Organic Chemistry Seminar

C-H and C-O Functionalization via Radical Chaperones
David A. Nagib, Assistant Professor, Department of Chemistry and Biochemistry, Ohio State University,
Speaker's Bio:
David grew up near Philadelphia, PA as the eldest of four siblings in an Egyptian family with a strong love for teaching and education. He earned his B.Sc. with honors at Boston College in 2006, studying peptide-catalyzed desymmetrization with Prof. Scott Miller. In 2011, he earned his PhD at Princeton University, developing medicinally relevant trifluoromethylations via photoredox catalysis with Prof. David MacMillan. As an NIH Postdoctoral Fellow at the University of California, Berkeley, he studied C-H activation via oxidative gold mechanisms with Prof. F. Dean Toste, while also collaborating with Prof. Omar Yaghi on promoting catalysis within MOF materials. Since 2014, David has been an Assistant Professor in the Department of Chemistry and Biochemistry at The Ohio State University, where his team’s research on radical-mediated C-H and C-O functionalization has been recognized by the ACS, NIH, NSF, and Sloan Foundation. When not working alongside his awesome labmates, David enjoys running along the Scioto River, checking out Columbus’ vibrant foodie scene, and planning future world travels.

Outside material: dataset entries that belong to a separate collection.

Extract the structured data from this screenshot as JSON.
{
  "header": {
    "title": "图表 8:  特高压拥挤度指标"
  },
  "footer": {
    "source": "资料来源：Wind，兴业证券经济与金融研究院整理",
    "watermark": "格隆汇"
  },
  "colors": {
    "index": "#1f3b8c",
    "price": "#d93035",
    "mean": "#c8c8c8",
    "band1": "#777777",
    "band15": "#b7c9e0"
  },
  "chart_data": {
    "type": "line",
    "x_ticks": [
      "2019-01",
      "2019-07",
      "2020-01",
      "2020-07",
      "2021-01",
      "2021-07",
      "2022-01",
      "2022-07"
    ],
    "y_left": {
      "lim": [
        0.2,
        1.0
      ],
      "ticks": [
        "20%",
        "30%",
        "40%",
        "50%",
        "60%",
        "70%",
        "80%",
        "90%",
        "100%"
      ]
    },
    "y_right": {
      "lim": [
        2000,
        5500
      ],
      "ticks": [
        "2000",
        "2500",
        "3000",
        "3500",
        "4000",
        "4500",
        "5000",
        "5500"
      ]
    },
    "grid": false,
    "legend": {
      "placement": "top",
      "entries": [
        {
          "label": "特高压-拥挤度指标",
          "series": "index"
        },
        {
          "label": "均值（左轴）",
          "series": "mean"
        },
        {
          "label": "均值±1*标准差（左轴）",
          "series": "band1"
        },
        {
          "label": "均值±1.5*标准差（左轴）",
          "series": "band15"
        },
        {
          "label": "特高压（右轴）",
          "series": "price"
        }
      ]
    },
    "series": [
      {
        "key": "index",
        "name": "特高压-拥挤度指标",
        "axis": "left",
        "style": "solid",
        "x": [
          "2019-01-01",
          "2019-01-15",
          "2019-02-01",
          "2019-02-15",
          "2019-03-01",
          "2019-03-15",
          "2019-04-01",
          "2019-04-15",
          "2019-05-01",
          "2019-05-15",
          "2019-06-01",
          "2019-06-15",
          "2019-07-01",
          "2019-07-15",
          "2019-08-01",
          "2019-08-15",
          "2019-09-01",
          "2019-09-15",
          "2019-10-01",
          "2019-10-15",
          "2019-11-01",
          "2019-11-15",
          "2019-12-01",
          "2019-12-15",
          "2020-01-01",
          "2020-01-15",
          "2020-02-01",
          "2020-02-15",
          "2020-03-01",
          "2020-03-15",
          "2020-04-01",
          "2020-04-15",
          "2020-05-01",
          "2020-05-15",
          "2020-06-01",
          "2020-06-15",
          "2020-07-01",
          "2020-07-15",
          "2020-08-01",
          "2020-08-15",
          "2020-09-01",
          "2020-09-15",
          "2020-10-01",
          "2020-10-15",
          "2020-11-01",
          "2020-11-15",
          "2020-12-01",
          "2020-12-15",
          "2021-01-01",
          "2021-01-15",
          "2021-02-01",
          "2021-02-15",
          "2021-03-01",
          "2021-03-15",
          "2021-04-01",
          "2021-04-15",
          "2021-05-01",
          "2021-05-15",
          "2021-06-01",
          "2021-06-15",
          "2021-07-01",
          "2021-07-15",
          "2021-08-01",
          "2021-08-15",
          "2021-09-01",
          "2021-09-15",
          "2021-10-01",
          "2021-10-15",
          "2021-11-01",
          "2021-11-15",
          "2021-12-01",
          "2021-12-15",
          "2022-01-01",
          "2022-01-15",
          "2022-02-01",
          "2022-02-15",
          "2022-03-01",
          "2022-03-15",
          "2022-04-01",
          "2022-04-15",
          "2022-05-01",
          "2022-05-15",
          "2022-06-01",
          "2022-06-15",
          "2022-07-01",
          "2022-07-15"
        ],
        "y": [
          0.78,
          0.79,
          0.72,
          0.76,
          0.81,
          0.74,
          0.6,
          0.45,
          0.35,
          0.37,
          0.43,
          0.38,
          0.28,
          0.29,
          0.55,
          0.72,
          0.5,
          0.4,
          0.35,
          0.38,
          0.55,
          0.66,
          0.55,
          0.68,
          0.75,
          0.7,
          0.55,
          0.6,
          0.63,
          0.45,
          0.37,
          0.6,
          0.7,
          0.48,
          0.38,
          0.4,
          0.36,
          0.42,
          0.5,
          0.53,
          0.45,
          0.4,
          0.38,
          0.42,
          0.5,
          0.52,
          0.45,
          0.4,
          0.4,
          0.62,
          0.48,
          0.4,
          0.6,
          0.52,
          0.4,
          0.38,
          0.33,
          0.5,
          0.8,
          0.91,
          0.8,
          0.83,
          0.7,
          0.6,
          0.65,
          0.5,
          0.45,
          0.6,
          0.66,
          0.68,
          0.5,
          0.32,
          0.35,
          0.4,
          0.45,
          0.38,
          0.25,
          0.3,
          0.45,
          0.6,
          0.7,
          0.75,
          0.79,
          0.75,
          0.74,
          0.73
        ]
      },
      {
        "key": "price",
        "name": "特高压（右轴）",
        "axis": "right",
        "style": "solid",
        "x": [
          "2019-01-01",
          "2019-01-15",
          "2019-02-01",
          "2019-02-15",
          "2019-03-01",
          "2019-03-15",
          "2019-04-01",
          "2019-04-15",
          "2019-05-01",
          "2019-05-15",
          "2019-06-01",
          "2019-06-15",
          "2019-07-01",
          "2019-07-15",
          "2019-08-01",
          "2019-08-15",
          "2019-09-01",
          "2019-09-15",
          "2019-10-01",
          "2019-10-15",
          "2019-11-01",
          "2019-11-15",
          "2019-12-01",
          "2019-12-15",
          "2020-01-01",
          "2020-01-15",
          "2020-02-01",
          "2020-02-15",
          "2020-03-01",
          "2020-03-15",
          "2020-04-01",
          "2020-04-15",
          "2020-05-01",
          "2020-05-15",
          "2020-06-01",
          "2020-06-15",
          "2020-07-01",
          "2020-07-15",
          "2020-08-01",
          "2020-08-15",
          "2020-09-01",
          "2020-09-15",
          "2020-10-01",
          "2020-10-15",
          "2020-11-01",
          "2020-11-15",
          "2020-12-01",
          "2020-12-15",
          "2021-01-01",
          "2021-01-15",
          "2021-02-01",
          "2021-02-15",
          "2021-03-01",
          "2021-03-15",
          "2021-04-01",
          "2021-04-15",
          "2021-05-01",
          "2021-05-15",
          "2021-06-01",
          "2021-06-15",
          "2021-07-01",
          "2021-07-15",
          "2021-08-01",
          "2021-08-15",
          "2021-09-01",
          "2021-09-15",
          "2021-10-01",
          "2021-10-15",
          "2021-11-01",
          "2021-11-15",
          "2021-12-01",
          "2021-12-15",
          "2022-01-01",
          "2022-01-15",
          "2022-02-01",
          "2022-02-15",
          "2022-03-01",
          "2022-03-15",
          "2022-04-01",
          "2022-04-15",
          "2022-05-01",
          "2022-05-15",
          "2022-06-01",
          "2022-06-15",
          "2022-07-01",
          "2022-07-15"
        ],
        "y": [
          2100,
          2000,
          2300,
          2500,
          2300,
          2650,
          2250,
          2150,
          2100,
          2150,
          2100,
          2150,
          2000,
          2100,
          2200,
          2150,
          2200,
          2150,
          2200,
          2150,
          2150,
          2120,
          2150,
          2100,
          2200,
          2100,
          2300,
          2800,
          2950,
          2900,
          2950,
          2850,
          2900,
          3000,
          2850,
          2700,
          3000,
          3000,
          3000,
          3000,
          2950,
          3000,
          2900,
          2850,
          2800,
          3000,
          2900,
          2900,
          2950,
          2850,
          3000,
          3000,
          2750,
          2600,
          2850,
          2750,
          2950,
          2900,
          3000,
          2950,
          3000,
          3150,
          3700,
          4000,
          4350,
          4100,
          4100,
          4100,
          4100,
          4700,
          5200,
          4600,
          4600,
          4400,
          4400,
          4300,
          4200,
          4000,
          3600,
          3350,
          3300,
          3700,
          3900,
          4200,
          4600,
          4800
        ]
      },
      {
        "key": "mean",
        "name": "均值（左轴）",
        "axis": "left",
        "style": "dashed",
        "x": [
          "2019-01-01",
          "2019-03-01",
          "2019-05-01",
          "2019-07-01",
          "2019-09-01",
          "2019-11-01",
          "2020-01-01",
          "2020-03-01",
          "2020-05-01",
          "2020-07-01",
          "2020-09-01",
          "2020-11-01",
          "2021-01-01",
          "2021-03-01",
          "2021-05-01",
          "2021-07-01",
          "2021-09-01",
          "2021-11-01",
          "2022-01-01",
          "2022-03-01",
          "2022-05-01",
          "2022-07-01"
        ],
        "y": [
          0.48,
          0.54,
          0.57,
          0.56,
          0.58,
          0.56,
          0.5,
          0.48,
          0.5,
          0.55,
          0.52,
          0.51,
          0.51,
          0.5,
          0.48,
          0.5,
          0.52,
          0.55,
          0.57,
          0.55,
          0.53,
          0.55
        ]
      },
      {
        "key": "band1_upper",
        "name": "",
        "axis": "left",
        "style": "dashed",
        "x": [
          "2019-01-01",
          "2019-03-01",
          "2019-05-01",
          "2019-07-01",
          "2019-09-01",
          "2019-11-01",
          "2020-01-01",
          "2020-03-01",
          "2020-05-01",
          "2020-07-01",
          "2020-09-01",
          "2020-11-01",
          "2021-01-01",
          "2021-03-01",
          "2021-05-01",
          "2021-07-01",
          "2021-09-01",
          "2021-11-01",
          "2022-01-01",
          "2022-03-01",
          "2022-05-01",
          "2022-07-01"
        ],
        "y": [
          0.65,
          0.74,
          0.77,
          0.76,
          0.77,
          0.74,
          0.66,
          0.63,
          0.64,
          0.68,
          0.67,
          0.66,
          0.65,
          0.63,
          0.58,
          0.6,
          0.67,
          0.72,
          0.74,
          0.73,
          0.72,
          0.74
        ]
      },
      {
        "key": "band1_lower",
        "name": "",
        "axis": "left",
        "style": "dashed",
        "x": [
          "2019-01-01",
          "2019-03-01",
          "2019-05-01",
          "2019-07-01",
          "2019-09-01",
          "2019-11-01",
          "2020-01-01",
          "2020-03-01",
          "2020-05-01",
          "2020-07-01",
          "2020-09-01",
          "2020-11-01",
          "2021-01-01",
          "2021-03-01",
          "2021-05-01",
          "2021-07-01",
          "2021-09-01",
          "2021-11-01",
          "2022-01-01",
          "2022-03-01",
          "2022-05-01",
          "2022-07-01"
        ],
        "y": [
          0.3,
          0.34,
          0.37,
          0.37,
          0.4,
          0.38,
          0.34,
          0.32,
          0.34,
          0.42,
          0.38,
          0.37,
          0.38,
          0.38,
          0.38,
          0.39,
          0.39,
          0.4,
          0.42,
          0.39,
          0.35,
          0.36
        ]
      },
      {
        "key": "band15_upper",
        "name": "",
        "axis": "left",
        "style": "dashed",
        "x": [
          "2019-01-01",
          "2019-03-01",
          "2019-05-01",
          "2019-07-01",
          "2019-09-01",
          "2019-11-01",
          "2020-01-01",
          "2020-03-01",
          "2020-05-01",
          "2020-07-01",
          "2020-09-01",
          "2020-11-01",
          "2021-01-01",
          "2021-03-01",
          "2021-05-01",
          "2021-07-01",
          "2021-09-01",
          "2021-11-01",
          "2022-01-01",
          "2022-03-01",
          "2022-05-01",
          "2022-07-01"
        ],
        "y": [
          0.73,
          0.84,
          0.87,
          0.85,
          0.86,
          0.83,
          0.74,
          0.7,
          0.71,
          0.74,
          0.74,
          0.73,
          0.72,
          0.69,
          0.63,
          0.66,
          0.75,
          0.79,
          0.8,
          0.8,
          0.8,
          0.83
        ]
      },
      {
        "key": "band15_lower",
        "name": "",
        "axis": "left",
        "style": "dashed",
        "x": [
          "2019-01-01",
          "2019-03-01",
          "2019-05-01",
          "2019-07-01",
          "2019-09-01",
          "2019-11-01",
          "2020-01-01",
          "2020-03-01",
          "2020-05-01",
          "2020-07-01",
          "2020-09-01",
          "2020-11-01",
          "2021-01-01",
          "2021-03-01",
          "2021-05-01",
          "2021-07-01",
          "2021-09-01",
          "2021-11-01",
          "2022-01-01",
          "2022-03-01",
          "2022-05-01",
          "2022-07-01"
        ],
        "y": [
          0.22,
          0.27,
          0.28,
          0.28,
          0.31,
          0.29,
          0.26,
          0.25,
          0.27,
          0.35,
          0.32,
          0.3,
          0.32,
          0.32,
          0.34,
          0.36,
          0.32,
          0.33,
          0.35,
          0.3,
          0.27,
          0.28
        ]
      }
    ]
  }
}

Our research is focused on harnessing the untapped reactivity of abundant chemical feedstocks to enable late-stage functionalization of medicinally relevant molecules. We have recently developed new approaches for selective C-H and C-O functionalization of alcohols, amines, and carbonyls, using a combination of radical (1e-) and closed shell (2e-) processes that act in concert with one another. These radical chaperone strategies have enabled discovery of new classes of reactivity to streamline the synthesis of complex molecules with biological and industrial significance.